En 2010, le montant des Avis de mise en recouvrement n’ayant pas fait l’objet de procédures contradictoires lors du contrôle avait été évalué à environ 14 millions €. Et lors des contrôles en cours que nous avons pu traiter, on a bien vu que l’administration des douanes ne s’astreint à un dialogue contradictoire lorsqu’elle n’y est pas obligée par les textes.
Il devient donc urgent que la douane mette en place une procédure douanière contradictoire pour les contrôles a posteriori (ex-post) des opérateurs économiques. Ces nouvelles garanties doivent s’appliquer à toutes les taxes dont la douane assure la collecte. Une procédure normée devrait être mise en place par la loi : au minimum, il conviendrait de prévoir :
- l’envoi d’un avis de contrôle mentionnant les taxes concernées,
- des procès-verbaux de constat informant des motifs et du montant potentiel de la taxation,
- des interrogations non seulement des dirigeants sociaux mais aussi des responsables opérationnels des taxes concernées,
- une proposition de taxation dûment motivée avec transmission des éléments du débat à l’opérateur et ouvrant un délai de réponse de 30 jours,
- autant d’échanges écrits que nécessaires entre la douane et l’opérateur, chaque réponse de la douane ouvrant un délai de réponse de 30 jours,
- un avis de fin de contrôle ou à défaut, un procès-verbal de notification de droits dûment motivé et préalable à l’Avis de Mise en Recouvrement douanier.

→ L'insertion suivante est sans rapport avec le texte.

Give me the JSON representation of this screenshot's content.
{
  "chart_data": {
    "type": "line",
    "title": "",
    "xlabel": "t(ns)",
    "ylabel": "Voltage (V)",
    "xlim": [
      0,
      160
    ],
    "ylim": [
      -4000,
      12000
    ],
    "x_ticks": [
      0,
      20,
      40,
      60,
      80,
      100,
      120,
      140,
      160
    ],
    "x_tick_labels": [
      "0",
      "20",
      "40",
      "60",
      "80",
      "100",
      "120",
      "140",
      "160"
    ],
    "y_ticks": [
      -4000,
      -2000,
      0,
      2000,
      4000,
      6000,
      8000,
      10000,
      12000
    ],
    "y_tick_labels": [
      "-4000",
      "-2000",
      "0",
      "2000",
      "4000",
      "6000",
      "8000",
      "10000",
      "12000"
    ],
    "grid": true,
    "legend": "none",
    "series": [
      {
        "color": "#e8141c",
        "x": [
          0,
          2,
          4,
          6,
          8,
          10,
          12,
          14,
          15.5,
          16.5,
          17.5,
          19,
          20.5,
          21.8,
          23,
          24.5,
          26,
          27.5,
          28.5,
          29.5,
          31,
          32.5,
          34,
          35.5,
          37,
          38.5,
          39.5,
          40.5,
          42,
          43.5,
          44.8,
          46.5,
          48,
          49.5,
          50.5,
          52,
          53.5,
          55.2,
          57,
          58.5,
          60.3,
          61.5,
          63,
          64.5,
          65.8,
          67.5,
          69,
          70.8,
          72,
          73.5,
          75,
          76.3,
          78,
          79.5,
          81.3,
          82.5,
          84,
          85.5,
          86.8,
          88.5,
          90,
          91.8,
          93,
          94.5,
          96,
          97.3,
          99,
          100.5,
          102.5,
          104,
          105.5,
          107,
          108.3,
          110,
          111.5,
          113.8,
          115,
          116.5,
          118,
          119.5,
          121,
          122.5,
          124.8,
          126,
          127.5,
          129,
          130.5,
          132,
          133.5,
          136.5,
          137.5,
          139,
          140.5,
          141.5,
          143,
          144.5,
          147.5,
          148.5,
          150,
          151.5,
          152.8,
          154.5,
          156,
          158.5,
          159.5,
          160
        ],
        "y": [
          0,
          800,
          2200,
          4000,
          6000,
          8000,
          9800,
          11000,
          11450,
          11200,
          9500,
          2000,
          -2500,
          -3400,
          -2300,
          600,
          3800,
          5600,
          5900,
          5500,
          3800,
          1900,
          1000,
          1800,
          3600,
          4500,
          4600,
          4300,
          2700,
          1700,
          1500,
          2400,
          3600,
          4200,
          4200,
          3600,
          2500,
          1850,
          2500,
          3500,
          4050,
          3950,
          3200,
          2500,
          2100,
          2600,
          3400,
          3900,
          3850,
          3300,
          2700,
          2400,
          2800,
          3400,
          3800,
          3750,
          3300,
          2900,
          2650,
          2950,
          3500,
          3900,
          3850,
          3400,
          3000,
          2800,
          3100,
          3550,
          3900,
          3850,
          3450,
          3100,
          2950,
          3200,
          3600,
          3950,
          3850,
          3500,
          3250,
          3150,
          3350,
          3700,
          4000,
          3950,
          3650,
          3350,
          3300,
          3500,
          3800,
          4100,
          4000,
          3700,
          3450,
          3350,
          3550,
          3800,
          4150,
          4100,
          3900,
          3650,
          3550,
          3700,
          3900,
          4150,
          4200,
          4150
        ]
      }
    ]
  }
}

Une telle procédure serait en ligne avec l’article 16 -4 du code des douanes communautaire modernisé qui prévoit qu’avant de prendre une décision susceptible d’avoir des conséquences défavorables pour la personne à laquelle elles s’adressent, les autorités douanières informent cette dernière des motifs sur lesquels leur décision est fondée. La personne concernée a la possibilité d’exprimer son point de vue dans un délai déterminé. Malheureusement, le code des douanes modernisé n’est pas encore en vigueur et les dernières discussions communautaires évoquent désormais un report au-delà de 2015.
En attendant, il convient que la France se dote d’un outil d’attractivité et de sécurité juridique des entreprises et opérateurs du commerce international. Ne rien faire finirait certainement par coûter plus cher à l’Etat Français, car les contentieux ne manqueront pas de se multiplier. A ce sujet, deux questions prioritaires de constitutionnalité viennent d’être posées par la Cour de cassation concernant des procédures douanières (Cass com 14 octobre 2011 n°11-40053 et Cass com 15 novembre 2011, n°11-16254).